The Ringgold Wildlife Area is home to a host of bird species, including an occasional prairie chicken wandering over from the nearby Kellerton. Five turkeys were lazily bugging in a field. A sharp shinned hawk flies low and tight to a row of shrubs looking for a meal. Goldfinches seem to be everywhere.
The area features reconstructed prairie as well as some prairie that’s never been plowed. Its forb heavy which benefits pollinators and birds who dine on the bugs attracted to the flowers.
Grassland management is the focus here; converting fields of brome grass into prairie. It requires a lot of attention to carry out the rotation of strip disking and spraying.
A field of seed producing common ragweed has appeared next to the row of shrubs on a part of Ringgold near the state line. Common ragweed produces seeds; shrub patch provides escape and winter cover.
“It’s a perfect mix for bobwhite quail and mourning doves,” he said.
Food plots dot the area rotating yearly from soybeans to sorghum to being left alone. Paup gets calls from nonresidents who want to know more about Ringgold as well as nearby Sand Creek and DeKalb wildlife areas as they prepare to apply for a deer license.
“They are using the hunting atlas to look at Ringgold from above and see the draws and valleys and the large timber tracks with grassy areas,” he said. “It catches their attention.”
Camping and fishing
Tucked in Ringgold’s rolling hills area are a series of small ponds – some managed as a fishery and others are not. Visitors can drive right to some of the larger ponds with rustic boat launches and parking lots. Other ponds are only accessible by foot. These areas are open to fishing and no frills camping and paddling.
No street lights, road noise or neighbors. This is the definition of getting away from it all.
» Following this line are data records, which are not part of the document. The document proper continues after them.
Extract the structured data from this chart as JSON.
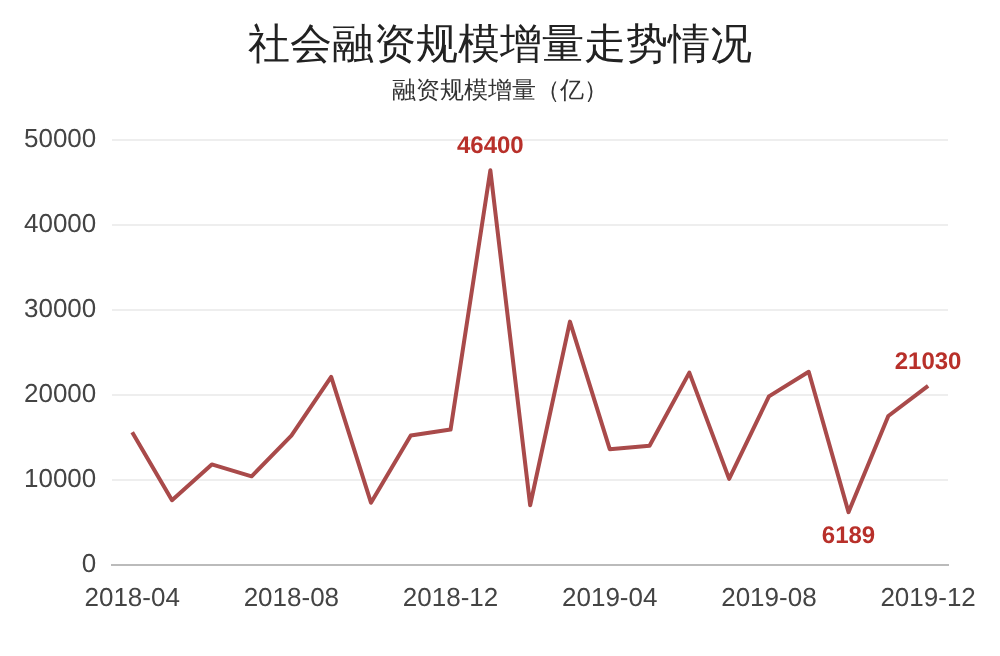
{
  "chart_data": {
    "type": "line",
    "title": "社会融资规模增量走势情况",
    "subtitle": "融资规模增量（亿）",
    "categories": [
      "2018-04",
      null,
      null,
      null,
      "2018-08",
      null,
      null,
      null,
      "2018-12",
      null,
      null,
      null,
      "2019-04",
      null,
      null,
      null,
      "2019-08",
      null,
      null,
      null,
      "2019-12"
    ],
    "series": [
      {
        "color": "#a94a4a",
        "values": [
          15600,
          7600,
          11800,
          10400,
          15200,
          22100,
          7300,
          15200,
          15900,
          46400,
          7000,
          28600,
          13600,
          14000,
          22600,
          10100,
          19800,
          22700,
          6189,
          17500,
          21030
        ],
        "value_labels": [
          null,
          null,
          null,
          null,
          null,
          null,
          null,
          null,
          null,
          "46400",
          null,
          null,
          null,
          null,
          null,
          null,
          null,
          null,
          "6189",
          null,
          "21030"
        ]
      }
    ],
    "ylim": [
      0,
      50000
    ],
    "yticks": [
      0,
      10000,
      20000,
      30000,
      40000,
      50000
    ],
    "grid": "y",
    "legend": false,
    "marker": "none",
    "line_style": "solid"
  }
}
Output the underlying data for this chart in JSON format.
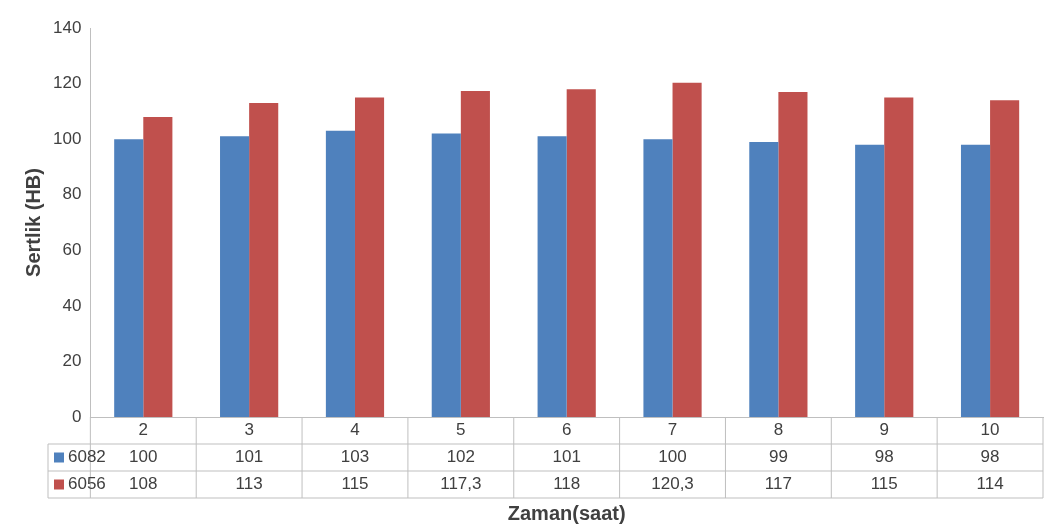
{
  "chart_data": {
    "type": "bar",
    "xlabel": "Zaman(saat)",
    "ylabel": "Sertlik (HB)",
    "categories": [
      "2",
      "3",
      "4",
      "5",
      "6",
      "7",
      "8",
      "9",
      "10"
    ],
    "series": [
      {
        "name": "6082",
        "color": "#4f81bd",
        "values": [
          100,
          101,
          103,
          102,
          101,
          100,
          99,
          98,
          98
        ],
        "value_labels": [
          "100",
          "101",
          "103",
          "102",
          "101",
          "100",
          "99",
          "98",
          "98"
        ]
      },
      {
        "name": "6056",
        "color": "#c0504d",
        "values": [
          108,
          113,
          115,
          117.3,
          118,
          120.3,
          117,
          115,
          114
        ],
        "value_labels": [
          "108",
          "113",
          "115",
          "117,3",
          "118",
          "120,3",
          "117",
          "115",
          "114"
        ]
      }
    ],
    "ylim": [
      0,
      140
    ],
    "yticks": [
      0,
      20,
      40,
      60,
      80,
      100,
      120,
      140
    ],
    "grid": false,
    "legend": "bottom"
  }
}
Large IHAP site borders Ringgold
Adjoining the Ringgold area on the northeast side is 300-acre site enrolled in the Iowa Habitat and Access Program that allows hunter access to private land in exchange for improving the habitat on their property. It’s marked with a series of orange IHAP signs.
Barn owl boxes
The recent increase in the number of barn owls across southern Iowa spurred a network of barn owl boxes to crop up on many areas, including Ringgold, as part of a coordinated effort to provide nesting to this state threatened species.
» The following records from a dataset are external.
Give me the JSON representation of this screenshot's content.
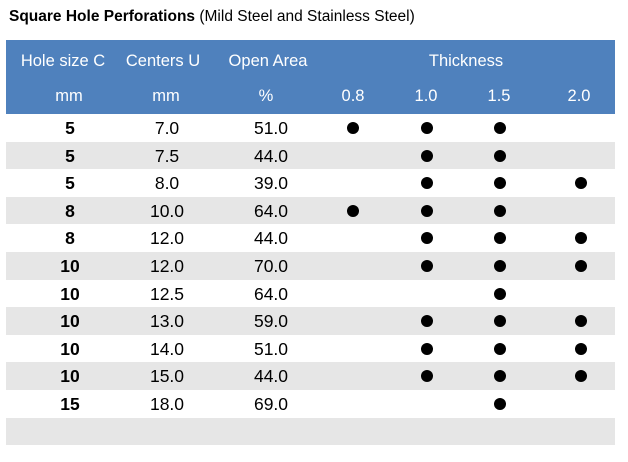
{
  "title": {
    "bold": "Square Hole Perforations",
    "rest": " (Mild Steel and Stainless Steel)"
  },
  "header": {
    "hole_size": "Hole size C",
    "centers": "Centers U",
    "open_area": "Open Area",
    "thickness": "Thickness",
    "hole_unit": "mm",
    "centers_unit": "mm",
    "open_area_unit": "%",
    "thickness_values": [
      "0.8",
      "1.0",
      "1.5",
      "2.0"
    ]
  },
  "rows": [
    {
      "hole": "5",
      "centers": "7.0",
      "open_area": "51.0",
      "avail": [
        true,
        true,
        true,
        false
      ]
    },
    {
      "hole": "5",
      "centers": "7.5",
      "open_area": "44.0",
      "avail": [
        false,
        true,
        true,
        false
      ]
    },
    {
      "hole": "5",
      "centers": "8.0",
      "open_area": "39.0",
      "avail": [
        false,
        true,
        true,
        true
      ]
    },
    {
      "hole": "8",
      "centers": "10.0",
      "open_area": "64.0",
      "avail": [
        true,
        true,
        true,
        false
      ]
    },
    {
      "hole": "8",
      "centers": "12.0",
      "open_area": "44.0",
      "avail": [
        false,
        true,
        true,
        true
      ]
    },
    {
      "hole": "10",
      "centers": "12.0",
      "open_area": "70.0",
      "avail": [
        false,
        true,
        true,
        true
      ]
    },
    {
      "hole": "10",
      "centers": "12.5",
      "open_area": "64.0",
      "avail": [
        false,
        false,
        true,
        false
      ]
    },
    {
      "hole": "10",
      "centers": "13.0",
      "open_area": "59.0",
      "avail": [
        false,
        true,
        true,
        true
      ]
    },
    {
      "hole": "10",
      "centers": "14.0",
      "open_area": "51.0",
      "avail": [
        false,
        true,
        true,
        true
      ]
    },
    {
      "hole": "10",
      "centers": "15.0",
      "open_area": "44.0",
      "avail": [
        false,
        true,
        true,
        true
      ]
    },
    {
      "hole": "15",
      "centers": "18.0",
      "open_area": "69.0",
      "avail": [
        false,
        false,
        true,
        false
      ]
    },
    {
      "hole": "",
      "centers": "",
      "open_area": "",
      "avail": [
        false,
        false,
        false,
        false
      ]
    }
  ]
}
Barn owls have a long nesting season stretching from spring into the fall.
Grassland management research
The Ringgold area has been testing the rotational technique called patch burn grazing for vegetation management of using cattle grazing on one third of the area, burning one third of the area and allowing one third to recover and rotating every three years.
“We’re trying to create grass and flowers of different heights for grassland birds, reptiles, amphibians and other wildlife. It’s a challenge because tall fescue invaded southern Iowa a long time ago and it really impacts our native grasslands,” he said.
“We are working with several management techniques in order to keep tall fescue at bay.”
Research is wrapping up on the nine year study.